La situación y la influencia de Joe eran más débiles todavía, si tal era posible, cuando había invitados que cuando estábamos solos. Pero a su modo, y siempre que le era dable, me consolaba y me ayudaba, y así lo hizo a la hora de comer, dándome salsa cuando la había. Y como aquel día abundaba, Joe me echó en el plato casi medio litro. Un poco después, y mientras comíamos aún, el señor Wopsle hizo una crítica bastante severa del sermón, e indicó, en el caso hipotético de que la Iglesia estuviera “abierta”, el sermón que él habría pronunciado. Y después de favorecer a su auditorio con algunas frases de su discurso, observó que consideraba muy mal elegido el asunto de la homilía de aquel día; lo cual era menos excusable, según añadió, cuando había tantos asuntos excelentes y muy indicados para semejante fiesta.

—Es verdad —dijo el tío Pumblechook—. Ha dado usted en el clavo. Hay muchos asuntos excelentes para quien sabe emplearlos. Esto es lo que se necesita. Un hombre que tenga juicio no ha de pensar mucho para encontrar un asunto apropiado, si para ello tiene la sal necesaria. —Y después de un corto intervalo de reflexión añadió—: Fíjese usted en el cerdo. Ahí tiene usted un asunto. Si necesita usted un asunto, fíjese en el cerdo.

—Es verdad, caballero —replicó el señor Wopsle, cuando yo sospechaba que iba a servirse de la ocasión para aludirme—. Y para los jóvenes pueden deducirse muchas cuestiones morales de este texto.

—Presta atención —me dijo mi hermana, aprovechando aquel paréntesis. Joe me dio un poco más de salsa.

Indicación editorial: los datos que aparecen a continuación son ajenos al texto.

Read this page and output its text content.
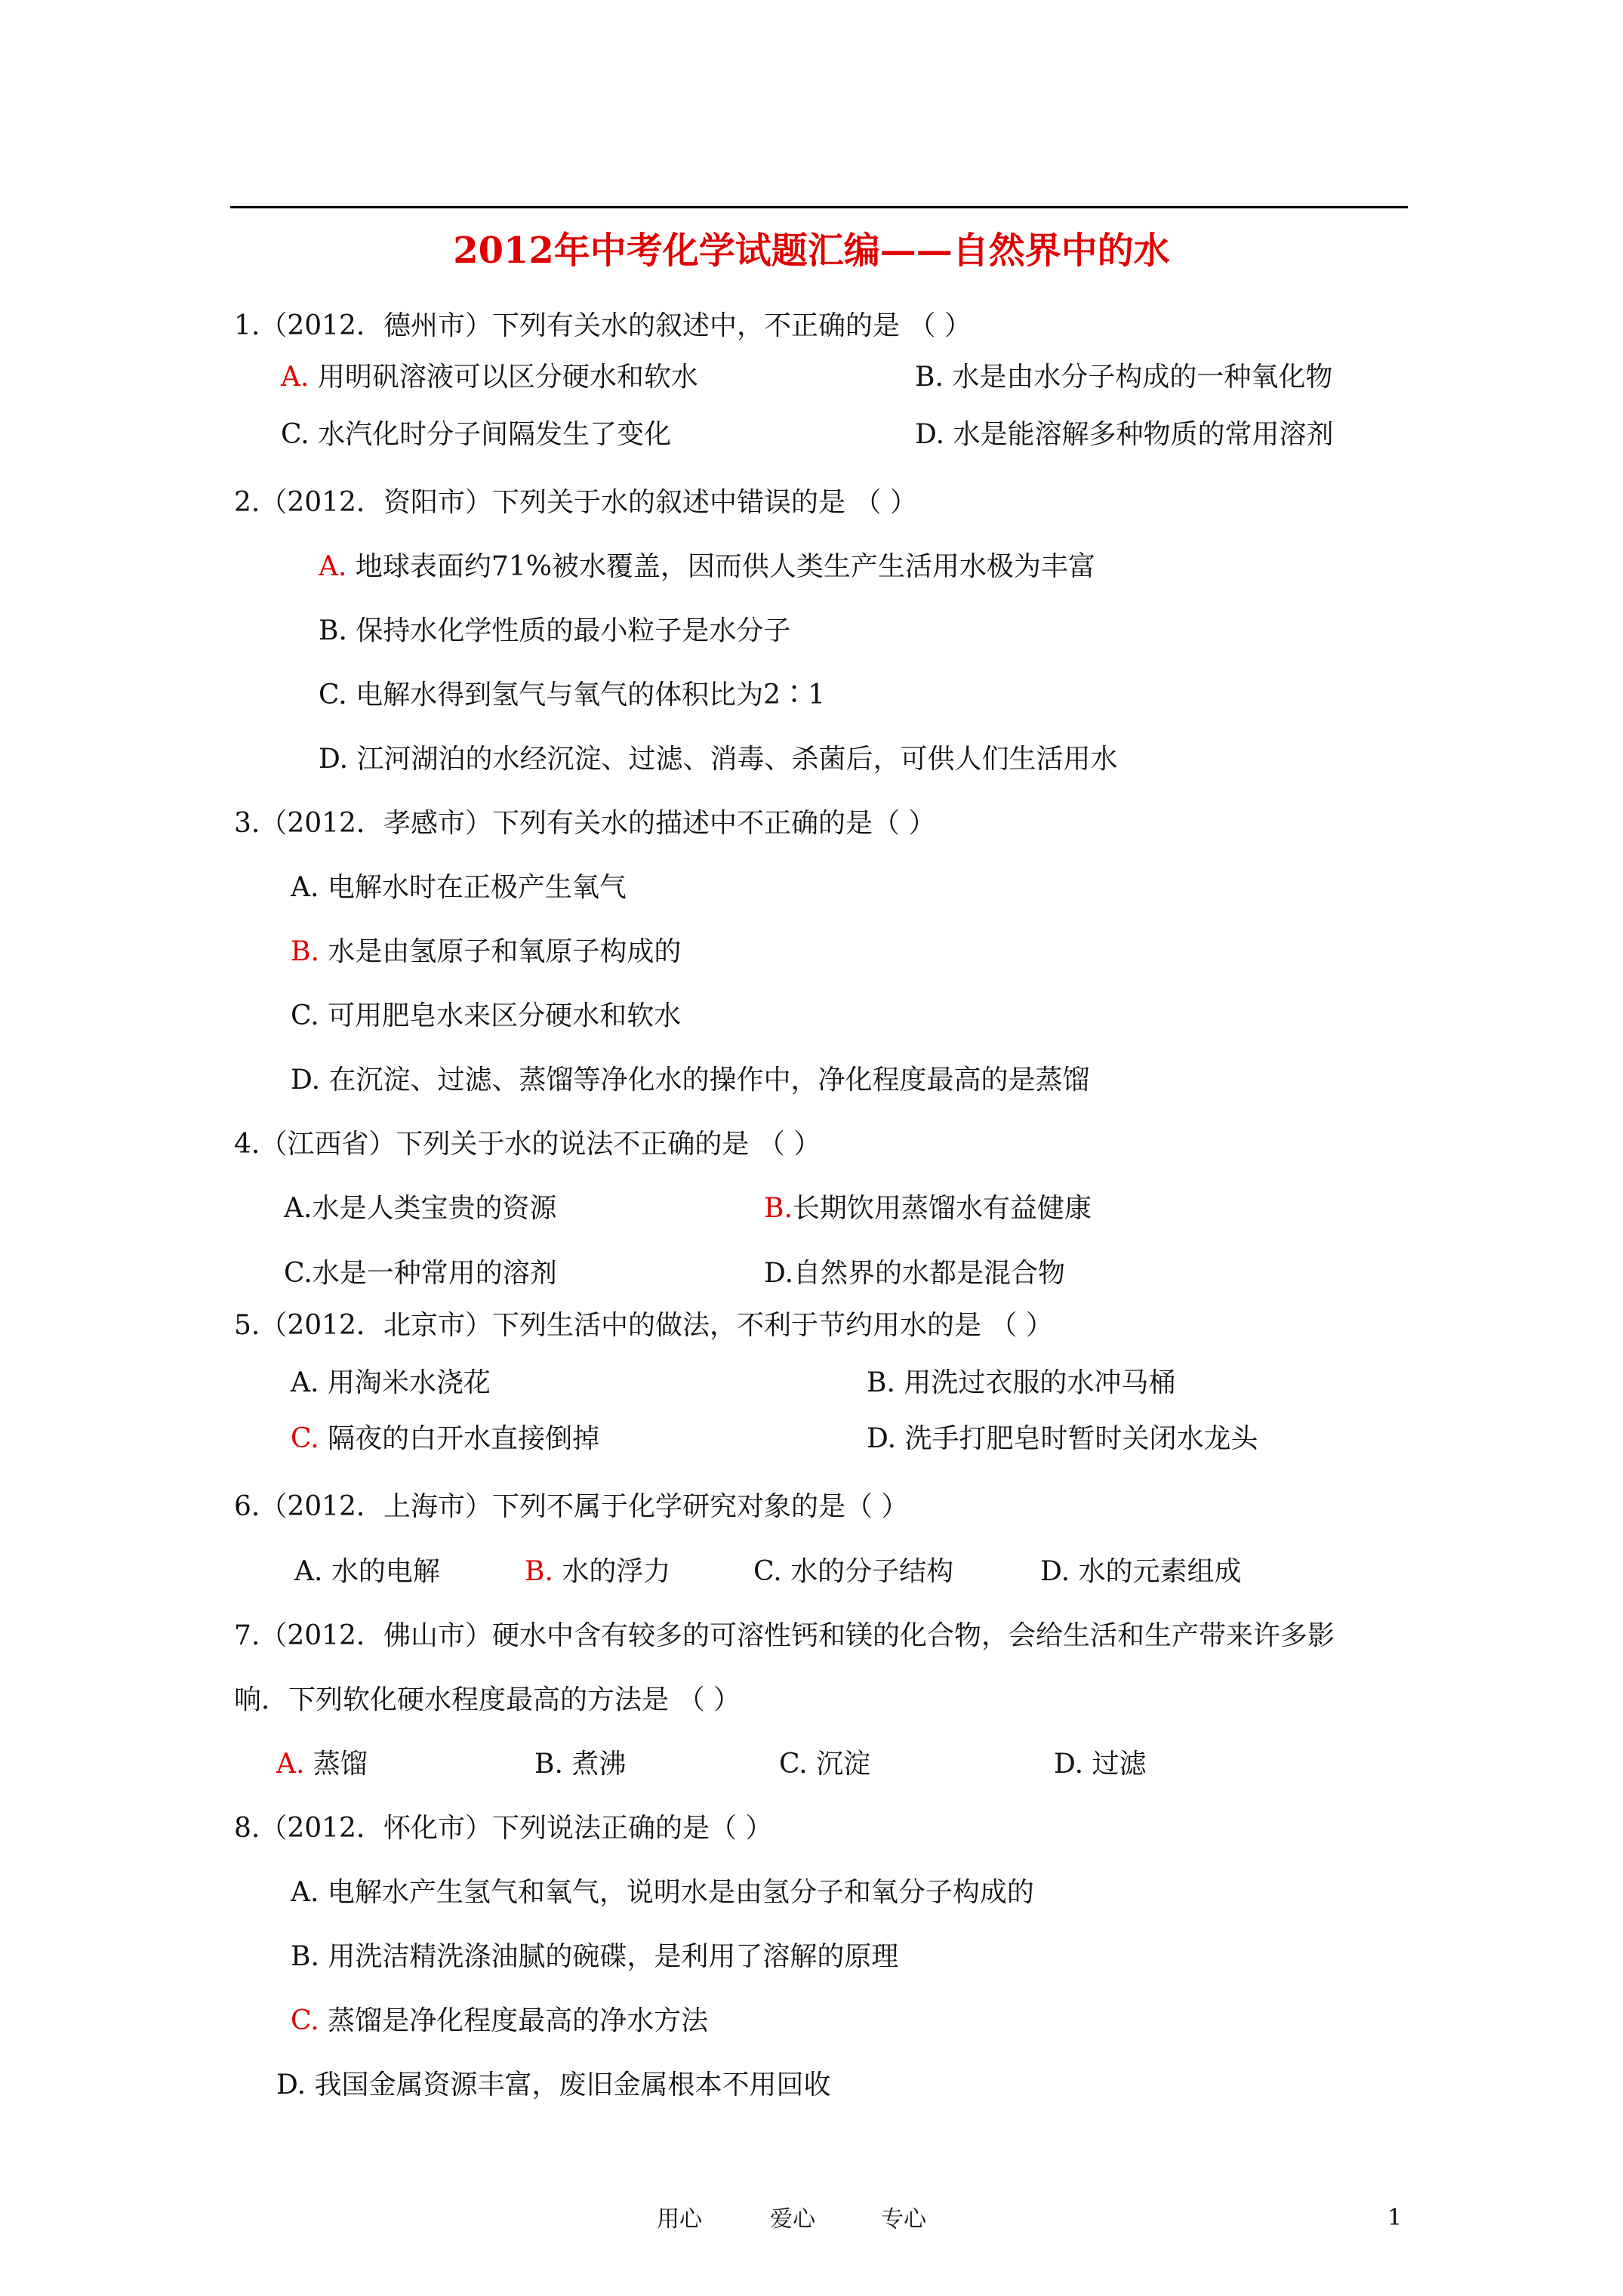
2012年中考化学试题汇编——自然界中的水
1.（2012．德州市）下列有关水的叙述中，不正确的是 （ ）
A. 用明矾溶液可以区分硬水和软水	B. 水是由水分子构成的一种氧化物
C. 水汽化时分子间隔发生了变化	D. 水是能溶解多种物质的常用溶剂
2.（2012．资阳市）下列关于水的叙述中错误的是 （ ）
A. 地球表面约71%被水覆盖，因而供人类生产生活用水极为丰富
B. 保持水化学性质的最小粒子是水分子
C. 电解水得到氢气与氧气的体积比为2∶1
D. 江河湖泊的水经沉淀、过滤、消毒、杀菌后，可供人们生活用水
3.（2012．孝感市）下列有关水的描述中不正确的是（ ）
A. 电解水时在正极产生氧气
B. 水是由氢原子和氧原子构成的
C. 可用肥皂水来区分硬水和软水
D. 在沉淀、过滤、蒸馏等净化水的操作中，净化程度最高的是蒸馏
4.（江西省）下列关于水的说法不正确的是 （ ）
A.水是人类宝贵的资源	B.长期饮用蒸馏水有益健康
C.水是一种常用的溶剂	D.自然界的水都是混合物
5.（2012．北京市）下列生活中的做法，不利于节约用水的是 （ ）
A. 用淘米水浇花	B. 用洗过衣服的水冲马桶
C. 隔夜的白开水直接倒掉	D. 洗手打肥皂时暂时关闭水龙头
6.（2012．上海市）下列不属于化学研究对象的是（ ）
A. 水的电解	B. 水的浮力	C. 水的分子结构	D. 水的元素组成
7.（2012．佛山市）硬水中含有较多的可溶性钙和镁的化合物，会给生活和生产带来许多影
响．下列软化硬水程度最高的方法是 （ ）
A. 蒸馏	B. 煮沸	C. 沉淀	D. 过滤
8.（2012．怀化市）下列说法正确的是（ ）
A. 电解水产生氢气和氧气，说明水是由氢分子和氧分子构成的
B. 用洗洁精洗涤油腻的碗碟，是利用了溶解的原理
C. 蒸馏是净化程度最高的净水方法
D. 我国金属资源丰富，废旧金属根本不用回收
用心	爱心	专心	1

—Los cerdos —prosiguió el señor Wopsle, con su voz más profunda y señalando con su tenedor mi enrojecido rostro, como si pronunciara mi nombre de pila—. Los cerdos fueron los compañeros más pródigos. La glotonería de los cerdos resulta, al ser expuesta a nuestra consideración, un ejemplo para los jóvenes. —Yo opinaba lo mismo que él, pues hacía poco que había estado ensalzando el cerdo que le sirvieron, por lo gordo y sabroso que estaba—. Y lo que es detestable en el cerdo, lo es todavía más en un muchacho.

—O en una muchacha —sugirió el señor Hubble.

—Desde luego, también en una muchacha, señor Hubble —asintió el señor Wopsle con cierta irritación—. Pero aquí no hay ninguna.

—Además —dijo el señor Pumblechook, volviéndose de pronto hacia mí—, hay que pensar en lo que se ha recibido, para agradecerlo. Si hubieras nacido cerdo...

—Bastante lo era —exclamó mi hermana, con tono enfático. Joe me dio un poco más de salsa.

—Bueno, quiero decir un cerdo de cuatro patas —añadió el señor Pumblechook —. Si hubieras nacido así, ¿dónde estarías ahora? No...

—Por lo menos, en esta forma —dijo el señor Wopsle señalando el plato.

—No quiero indicar en esta forma, caballero —replicó el señor Pumblechook, a quien le molestaba que lo hubieran interrumpido—. Quiero decir que no estaría gozando de la compañía de los que son mayores y mejores que él, y que no se aprovecharía de su conversación ni se hallaría en el regazo del lujo y de las comodidades. ¿Se hallaría en tal situación? De ninguna manera. Y ¿cuál habría sido su destino? —añadió volviéndose otra vez hacia mí—. Te habrían vendido por una cantidad determinada de chelines, de acuerdo con el precio corriente en el mercado, y Dunstable, el carnicero, habría ido en tu busca cuando estuvieras echado en la paja, se lo habría llevado bajo el brazo izquierdo, en tanto que con la mano derecha se levantaría la bata a fin de tomar un cortaplumas del bolsillo de su chaleco para derramar tu sangre y acabar tu vida. No te habrían criado a mano, entonces. De ninguna manera.